9° giorno - (28.08.2018) - KONSO-YABELO
Trasferimento verso Yabelo. Il viaggio si snoda verso l'altopiano di Tertele' abitato dai Borana e dai Gabra. I Borana, discendenti dei primi gruppi Oromo, hanno un atteggiamento altero e staccato verso quasi tutte le tribù e gli estranei. Pastori con mandrie principalmente composte di zebù e dromedari, mantengono la loro particolare organizzazione sociale improntata al grande spirito di cooperazione. Si prosegue per El Sod, villaggio posto sull' orlo di un cratere vulcanico ormai spento. Dopo una breve sosta al villaggio, si scende a piedi lungo una mulattiera che conduce al lago salato che giace sul fondo del cratere (350 mt. di dislivello). Dall' alto questo lago appare come una macchia nera circondata da chiazze rossastre. In questo ambiente di eccezionale bellezza le condizioni di vita sono molto dure, gli abitanti del villaggio continuano ad estrarre il sale secondo tecniche antiche e immutate nel tempo. Questa visione è sicuramente uno dei momenti più intensi del viaggio, sia per i colori che per il contesto sociale in cui si svolge la vita lavorativa.Cena e pernottamento a Yabelo (Yabelo Mobil Hotel o similare)

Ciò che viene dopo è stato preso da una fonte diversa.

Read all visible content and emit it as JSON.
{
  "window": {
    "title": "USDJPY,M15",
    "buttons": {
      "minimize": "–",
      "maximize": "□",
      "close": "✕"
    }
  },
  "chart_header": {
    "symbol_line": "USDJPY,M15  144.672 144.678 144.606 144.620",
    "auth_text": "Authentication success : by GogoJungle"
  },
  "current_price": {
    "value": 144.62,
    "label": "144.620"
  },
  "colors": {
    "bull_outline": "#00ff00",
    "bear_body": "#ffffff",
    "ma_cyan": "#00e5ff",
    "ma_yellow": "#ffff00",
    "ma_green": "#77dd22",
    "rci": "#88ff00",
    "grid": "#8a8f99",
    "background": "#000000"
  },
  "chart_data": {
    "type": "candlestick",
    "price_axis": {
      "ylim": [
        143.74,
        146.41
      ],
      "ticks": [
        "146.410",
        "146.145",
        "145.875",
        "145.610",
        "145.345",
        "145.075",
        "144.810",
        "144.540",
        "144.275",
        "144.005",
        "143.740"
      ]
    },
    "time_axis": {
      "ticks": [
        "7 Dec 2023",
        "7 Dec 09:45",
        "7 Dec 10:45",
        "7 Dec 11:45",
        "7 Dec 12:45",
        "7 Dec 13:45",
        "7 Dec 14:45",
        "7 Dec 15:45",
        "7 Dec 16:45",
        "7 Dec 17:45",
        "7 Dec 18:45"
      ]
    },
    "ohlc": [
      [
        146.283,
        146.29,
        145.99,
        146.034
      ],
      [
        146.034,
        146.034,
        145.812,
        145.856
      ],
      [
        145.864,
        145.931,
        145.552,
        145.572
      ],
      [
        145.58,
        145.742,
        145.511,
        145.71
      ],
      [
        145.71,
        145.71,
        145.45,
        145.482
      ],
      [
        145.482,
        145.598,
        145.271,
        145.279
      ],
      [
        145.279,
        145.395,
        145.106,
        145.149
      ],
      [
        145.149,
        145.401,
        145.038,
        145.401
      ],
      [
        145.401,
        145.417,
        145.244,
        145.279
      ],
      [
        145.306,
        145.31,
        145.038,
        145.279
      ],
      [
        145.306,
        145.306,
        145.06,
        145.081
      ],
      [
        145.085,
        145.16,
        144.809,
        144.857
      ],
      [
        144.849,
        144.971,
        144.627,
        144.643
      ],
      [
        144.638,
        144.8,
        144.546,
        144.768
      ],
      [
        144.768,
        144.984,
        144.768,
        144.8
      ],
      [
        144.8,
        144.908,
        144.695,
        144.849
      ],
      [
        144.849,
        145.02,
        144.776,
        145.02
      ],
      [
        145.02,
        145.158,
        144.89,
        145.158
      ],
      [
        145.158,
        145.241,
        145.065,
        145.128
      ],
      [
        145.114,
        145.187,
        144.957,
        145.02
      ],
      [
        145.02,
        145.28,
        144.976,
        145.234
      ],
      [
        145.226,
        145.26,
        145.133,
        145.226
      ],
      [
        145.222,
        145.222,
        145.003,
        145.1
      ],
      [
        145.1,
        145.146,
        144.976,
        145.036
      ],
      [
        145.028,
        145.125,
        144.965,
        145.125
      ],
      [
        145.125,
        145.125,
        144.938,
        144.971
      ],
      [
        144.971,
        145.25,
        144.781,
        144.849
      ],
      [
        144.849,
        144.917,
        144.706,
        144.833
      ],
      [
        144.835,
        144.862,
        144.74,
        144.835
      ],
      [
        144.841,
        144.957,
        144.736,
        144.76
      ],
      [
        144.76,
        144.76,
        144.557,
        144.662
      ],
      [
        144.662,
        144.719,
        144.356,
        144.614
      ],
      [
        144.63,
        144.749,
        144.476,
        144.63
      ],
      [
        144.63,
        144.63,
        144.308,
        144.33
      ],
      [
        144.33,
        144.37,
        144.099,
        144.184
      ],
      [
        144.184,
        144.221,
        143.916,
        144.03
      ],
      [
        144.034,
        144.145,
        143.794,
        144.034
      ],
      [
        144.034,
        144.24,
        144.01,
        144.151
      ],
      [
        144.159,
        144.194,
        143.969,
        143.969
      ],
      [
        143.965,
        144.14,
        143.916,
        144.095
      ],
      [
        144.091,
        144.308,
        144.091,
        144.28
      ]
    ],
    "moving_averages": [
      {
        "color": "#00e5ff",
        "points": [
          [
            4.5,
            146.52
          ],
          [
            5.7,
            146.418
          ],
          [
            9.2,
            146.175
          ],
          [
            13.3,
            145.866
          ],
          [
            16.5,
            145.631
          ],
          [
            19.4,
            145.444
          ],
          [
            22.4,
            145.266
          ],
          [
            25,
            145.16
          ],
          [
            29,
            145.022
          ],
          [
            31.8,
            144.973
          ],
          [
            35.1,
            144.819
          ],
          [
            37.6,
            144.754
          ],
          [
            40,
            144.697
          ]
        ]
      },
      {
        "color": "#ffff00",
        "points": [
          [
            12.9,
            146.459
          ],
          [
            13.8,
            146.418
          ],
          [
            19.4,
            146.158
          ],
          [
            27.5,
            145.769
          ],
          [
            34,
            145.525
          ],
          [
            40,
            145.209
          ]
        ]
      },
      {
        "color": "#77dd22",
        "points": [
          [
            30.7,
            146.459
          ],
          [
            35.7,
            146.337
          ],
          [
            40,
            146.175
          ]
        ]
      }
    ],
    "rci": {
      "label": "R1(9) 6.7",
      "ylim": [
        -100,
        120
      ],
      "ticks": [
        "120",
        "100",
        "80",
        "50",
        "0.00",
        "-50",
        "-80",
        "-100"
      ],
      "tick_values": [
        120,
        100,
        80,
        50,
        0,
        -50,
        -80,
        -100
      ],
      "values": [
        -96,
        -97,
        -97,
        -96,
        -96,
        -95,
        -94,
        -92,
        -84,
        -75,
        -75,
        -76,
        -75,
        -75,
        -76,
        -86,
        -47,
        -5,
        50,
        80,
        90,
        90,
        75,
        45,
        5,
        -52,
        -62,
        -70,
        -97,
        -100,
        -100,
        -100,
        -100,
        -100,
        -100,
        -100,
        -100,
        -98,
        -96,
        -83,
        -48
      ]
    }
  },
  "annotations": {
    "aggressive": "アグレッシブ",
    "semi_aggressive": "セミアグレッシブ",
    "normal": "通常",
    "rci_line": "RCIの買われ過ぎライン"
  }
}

10° giorno - (29.08.2018) - YABELO-YERGALEM
Inizia il nostro rientro verso Addia Ababa, lungo il percorso visita ad un villaggio Sidamo con escursione in una piantagione di caffè.Cena e pernottamento a Yergalem. (Aregash lodge o similare)

11° giorno - (30.08.2018) - YERGALEM-ADDIS ABABA
Trasferimento ad Addis Ababa. Cena in ristorante tradizionale e trasferimento in aeroporto.In tarda serata partenza con volo di linea per Milano Malpensa. (Day Use Sabon hotel)

12° giorno - (31.08.2018) - ADDIS ABABA-MILANONel tardo pomeriggio arrivo all'aeroporto di Milano Malpensa.